Ebos, which this year expects to achieve a return on capital employed in excess of 15 percent, achieved a 15.8 percent return in the year ended June, down from 16.4 percent the previous year.

It has completed 20 deals since 2000. Recent ones include:

- buying Warner & Webster, a medical and surgical supplies wholesaler in Victoria and South Australia, in August this year,

- the purchase of the Gran’s Remedy brand in March

- taking a 14 percent stake in ASX-listed MedAdvisor, Australia’s leading digital medication management company, in October last year.

Ebos departed from its usually parsimonious approach to acquisitions when it paid A$154 million, between 11 and 12.8 times 2018 operating earnings depending on currency and earnings assumptions, for hospital pharmacy company HPS. Ebos typically pays between six and eight times operating earnings for acquisitions.

In August, chief executive John Cullity said Ebos has between $150 million and $200 million available for acquisitions without stretching net debt beyond its target of 1.5-2.3 times earnings before interest, tax, depreciation and amortisation.

Ebos has bought a number of consumer brands over the last few years, including Red Seal and Anti-Flamme for humans and pet brands such as Black Hawk, Vitapet and Animates.

The company says brands diversify its earnings, provide consistent and reliable growth, and higher gross margins.

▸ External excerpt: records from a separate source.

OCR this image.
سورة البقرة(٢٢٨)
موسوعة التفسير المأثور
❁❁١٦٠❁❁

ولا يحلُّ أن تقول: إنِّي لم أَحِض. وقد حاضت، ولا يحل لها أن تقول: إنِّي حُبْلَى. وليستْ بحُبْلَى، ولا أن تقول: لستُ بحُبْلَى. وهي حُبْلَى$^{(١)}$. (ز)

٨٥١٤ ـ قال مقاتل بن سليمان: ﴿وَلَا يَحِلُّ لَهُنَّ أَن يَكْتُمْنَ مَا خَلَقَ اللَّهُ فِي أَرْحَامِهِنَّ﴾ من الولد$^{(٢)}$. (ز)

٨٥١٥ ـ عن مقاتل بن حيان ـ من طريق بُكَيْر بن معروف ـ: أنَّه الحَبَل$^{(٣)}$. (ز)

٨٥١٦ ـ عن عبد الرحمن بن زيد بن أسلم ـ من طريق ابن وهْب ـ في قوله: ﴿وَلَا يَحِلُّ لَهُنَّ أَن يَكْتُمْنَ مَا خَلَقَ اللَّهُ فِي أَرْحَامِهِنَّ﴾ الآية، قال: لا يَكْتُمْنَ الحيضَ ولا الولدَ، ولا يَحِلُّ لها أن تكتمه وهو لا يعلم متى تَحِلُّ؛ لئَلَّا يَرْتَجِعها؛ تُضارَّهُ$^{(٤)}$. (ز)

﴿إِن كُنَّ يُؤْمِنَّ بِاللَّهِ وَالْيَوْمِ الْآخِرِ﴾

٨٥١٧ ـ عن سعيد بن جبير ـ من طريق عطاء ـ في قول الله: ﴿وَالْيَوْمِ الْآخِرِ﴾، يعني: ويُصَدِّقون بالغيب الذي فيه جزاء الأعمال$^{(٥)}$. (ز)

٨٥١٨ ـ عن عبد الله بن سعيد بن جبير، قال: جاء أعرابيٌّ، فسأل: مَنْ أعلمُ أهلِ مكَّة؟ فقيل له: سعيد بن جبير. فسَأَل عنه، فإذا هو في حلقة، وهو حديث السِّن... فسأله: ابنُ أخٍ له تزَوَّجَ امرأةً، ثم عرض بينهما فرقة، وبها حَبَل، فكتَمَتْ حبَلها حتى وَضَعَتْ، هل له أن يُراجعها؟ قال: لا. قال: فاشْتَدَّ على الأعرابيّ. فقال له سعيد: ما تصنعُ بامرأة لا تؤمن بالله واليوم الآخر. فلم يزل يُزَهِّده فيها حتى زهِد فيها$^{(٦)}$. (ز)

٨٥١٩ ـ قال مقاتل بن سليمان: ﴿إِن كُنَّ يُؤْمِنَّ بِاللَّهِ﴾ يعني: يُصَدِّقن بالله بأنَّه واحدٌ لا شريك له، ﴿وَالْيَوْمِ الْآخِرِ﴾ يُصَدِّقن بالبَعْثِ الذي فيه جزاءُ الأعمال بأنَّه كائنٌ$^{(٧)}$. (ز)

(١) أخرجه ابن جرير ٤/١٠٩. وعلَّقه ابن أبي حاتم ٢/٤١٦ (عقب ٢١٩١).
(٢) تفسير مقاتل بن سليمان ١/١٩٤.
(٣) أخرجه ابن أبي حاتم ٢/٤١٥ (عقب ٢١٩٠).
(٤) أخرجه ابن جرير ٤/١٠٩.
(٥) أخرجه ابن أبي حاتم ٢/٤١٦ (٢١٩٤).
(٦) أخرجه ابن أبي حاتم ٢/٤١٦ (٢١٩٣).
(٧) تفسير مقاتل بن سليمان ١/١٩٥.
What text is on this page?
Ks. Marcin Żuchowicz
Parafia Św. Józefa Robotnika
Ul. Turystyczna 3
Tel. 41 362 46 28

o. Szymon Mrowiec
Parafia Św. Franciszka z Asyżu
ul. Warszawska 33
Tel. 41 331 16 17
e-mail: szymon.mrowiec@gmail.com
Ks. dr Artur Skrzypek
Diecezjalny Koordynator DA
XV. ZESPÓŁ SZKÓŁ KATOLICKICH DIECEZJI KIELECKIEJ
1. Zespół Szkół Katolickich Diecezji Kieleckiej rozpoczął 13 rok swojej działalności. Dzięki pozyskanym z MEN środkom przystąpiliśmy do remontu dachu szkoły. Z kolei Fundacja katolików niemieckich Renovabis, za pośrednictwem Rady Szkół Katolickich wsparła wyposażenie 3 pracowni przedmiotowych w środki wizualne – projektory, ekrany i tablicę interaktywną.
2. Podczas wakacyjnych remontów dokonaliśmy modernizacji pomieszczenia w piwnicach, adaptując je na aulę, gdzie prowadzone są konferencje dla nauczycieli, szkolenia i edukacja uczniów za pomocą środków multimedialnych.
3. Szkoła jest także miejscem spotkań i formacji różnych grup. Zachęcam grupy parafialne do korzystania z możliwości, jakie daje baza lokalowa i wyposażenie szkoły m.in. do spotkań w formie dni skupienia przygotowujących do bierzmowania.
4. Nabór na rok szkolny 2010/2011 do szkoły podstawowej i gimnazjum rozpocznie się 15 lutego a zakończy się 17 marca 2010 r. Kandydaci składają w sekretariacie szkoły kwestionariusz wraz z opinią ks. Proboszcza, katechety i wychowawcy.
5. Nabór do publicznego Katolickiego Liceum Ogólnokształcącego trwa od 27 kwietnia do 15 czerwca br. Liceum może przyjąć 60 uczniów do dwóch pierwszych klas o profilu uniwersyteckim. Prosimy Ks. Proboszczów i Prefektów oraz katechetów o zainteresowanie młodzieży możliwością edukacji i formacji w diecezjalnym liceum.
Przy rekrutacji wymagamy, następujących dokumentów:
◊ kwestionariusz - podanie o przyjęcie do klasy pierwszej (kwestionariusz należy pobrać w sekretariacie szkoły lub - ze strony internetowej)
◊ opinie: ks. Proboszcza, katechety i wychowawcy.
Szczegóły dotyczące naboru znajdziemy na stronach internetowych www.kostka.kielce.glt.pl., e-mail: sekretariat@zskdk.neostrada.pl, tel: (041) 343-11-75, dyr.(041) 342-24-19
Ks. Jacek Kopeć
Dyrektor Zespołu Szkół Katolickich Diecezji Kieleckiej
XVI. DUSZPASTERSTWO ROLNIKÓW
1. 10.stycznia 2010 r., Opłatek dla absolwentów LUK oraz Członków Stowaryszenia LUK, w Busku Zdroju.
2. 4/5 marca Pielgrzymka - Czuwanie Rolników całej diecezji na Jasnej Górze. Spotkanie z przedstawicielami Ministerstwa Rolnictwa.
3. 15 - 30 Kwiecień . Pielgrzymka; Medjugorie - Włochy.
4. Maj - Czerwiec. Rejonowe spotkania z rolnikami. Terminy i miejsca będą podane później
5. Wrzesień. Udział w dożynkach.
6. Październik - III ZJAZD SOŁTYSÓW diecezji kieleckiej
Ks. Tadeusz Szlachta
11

“We are deeply passionate about helping people through our brands and helping our people to reach the full potential,” the company says.

“We can be the best in the world at delivering trusted brands built on sincere belief.”

The company estimates the Australasian pet sector is worth about $14 billion and is growing at 2 percent or 3 percent a year, driven by factors such as the “humanisation” of pets and the trend towards premium pet foods.

The Black Hawk pet food brand has been Australia’s fastest growing premium brand over the last four years, growing 23 percent in 2018 after 48 percent growth the previous year.

Vitapet claims 63 percent of the New Zealand grocery petfood market and 23 percent of Australia’s, Ebos says.

It estimates the consumer health and wellbeing market in Australia is worth $17.4 billion and $1.28 billion in New Zealand and that Red Seal has 22 percent of the New Zealand supermarket sales of vitamins, 33 percent of specialty tea sales and 82 percent of natural toothpaste sales.

Extending sales of its brands into Asia is a key part of Ebos’ growth strategy.

For example, it estimates China’s pet food market is growing at more than 30 percent a year but that only about 5 percent of Chinese households own pets compared to about 60 percent in Australasia.

At the same time as it pursues growth opportunities, the company remains committed to paying out 60-70 percent of net profit in dividends.